ÁMOS, Imre
(1907, Nagykálló - 1944, Germany)

Self-portrait with Angel

1939
Tempera and pastel on paper, 44 x 58 cm
Janus Pannonius Museum, Pécs

Imre Ámos was worried about financial problems and personal threats to his personal existence in the 1930s. His art changed: he expressed the reality of events with sharp contrasts of colours and with horrors of absurd visions. Suddenly, he recalled memories of his religious education and integrated mythical elements into his visions. Chagall's pictures, which he saw during his trip to Paris in 1937, also urged him to use biblical motifs and references. His associations link his pictures to surrealism. The self-portrait shows the artist in a sketchy way: he is wearing a hat and he appears to be recoiling. The whites on the face in red and blue contours give a mask-like appearance. The look of the strongly contoured eyes are counterbalanced by drooping eyelids The head is almost lost in the yellow pullover, whose yellow stripes lead to the face.

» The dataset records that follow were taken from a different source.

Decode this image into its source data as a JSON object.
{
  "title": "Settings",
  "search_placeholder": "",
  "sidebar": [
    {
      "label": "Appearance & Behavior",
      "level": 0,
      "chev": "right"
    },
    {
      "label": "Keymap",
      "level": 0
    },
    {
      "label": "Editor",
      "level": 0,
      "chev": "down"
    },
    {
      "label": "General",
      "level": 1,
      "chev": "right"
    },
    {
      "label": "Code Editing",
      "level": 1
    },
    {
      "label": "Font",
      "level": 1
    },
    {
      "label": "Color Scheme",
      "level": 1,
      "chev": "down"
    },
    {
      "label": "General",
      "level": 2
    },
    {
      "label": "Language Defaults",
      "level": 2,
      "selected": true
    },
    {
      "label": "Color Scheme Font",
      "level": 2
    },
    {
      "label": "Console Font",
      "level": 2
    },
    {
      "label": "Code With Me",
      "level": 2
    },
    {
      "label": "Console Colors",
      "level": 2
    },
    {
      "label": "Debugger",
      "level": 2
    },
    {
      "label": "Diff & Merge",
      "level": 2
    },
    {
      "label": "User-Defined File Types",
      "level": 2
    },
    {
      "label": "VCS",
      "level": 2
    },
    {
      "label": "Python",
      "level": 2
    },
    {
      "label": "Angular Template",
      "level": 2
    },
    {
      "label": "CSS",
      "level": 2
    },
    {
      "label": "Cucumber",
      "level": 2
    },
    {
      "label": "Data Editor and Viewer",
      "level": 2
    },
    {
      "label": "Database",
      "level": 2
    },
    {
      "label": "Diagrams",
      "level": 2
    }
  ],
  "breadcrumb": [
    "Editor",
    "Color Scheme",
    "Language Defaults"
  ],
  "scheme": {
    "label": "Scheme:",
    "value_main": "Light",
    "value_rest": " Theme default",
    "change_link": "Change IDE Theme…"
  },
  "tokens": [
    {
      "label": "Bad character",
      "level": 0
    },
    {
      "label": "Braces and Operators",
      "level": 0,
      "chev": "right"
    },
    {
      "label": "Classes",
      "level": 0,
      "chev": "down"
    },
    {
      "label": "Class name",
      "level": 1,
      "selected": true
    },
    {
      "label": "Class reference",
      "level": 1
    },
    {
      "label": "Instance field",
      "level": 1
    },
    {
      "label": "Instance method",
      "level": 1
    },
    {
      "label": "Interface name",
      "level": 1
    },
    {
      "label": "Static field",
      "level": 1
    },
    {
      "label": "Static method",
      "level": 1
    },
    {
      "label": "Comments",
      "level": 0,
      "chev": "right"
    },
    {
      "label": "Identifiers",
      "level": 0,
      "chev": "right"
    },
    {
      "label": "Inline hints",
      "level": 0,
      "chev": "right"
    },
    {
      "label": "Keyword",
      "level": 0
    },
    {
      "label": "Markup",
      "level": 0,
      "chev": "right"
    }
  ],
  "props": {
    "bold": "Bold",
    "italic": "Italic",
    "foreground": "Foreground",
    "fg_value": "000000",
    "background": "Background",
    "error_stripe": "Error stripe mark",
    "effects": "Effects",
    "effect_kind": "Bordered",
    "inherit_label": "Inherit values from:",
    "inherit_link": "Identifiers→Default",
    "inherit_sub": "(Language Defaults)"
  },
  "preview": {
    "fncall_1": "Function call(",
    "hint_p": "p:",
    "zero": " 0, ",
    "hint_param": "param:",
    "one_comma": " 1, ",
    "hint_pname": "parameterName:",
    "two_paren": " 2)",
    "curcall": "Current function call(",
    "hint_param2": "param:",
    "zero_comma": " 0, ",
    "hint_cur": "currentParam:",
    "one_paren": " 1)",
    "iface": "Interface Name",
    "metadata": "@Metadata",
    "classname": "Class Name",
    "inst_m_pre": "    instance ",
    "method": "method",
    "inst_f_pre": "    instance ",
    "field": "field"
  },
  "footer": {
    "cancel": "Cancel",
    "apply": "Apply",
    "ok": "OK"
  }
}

There is a gable over the head, and an angel is standing on the left of the picture: the landscape appears through its body. There is a canvass in the front, over which a red ladder leads from the painter to the angel. Everything is tilting in the picture, as if an enormous eathquake had tipped them out of balance. The motif of the angel can be interpreted in different ways in Ámos'pictures: it can be a guardian angel, a muse or, as we think, the angel of death, whom the painter is soon to meet.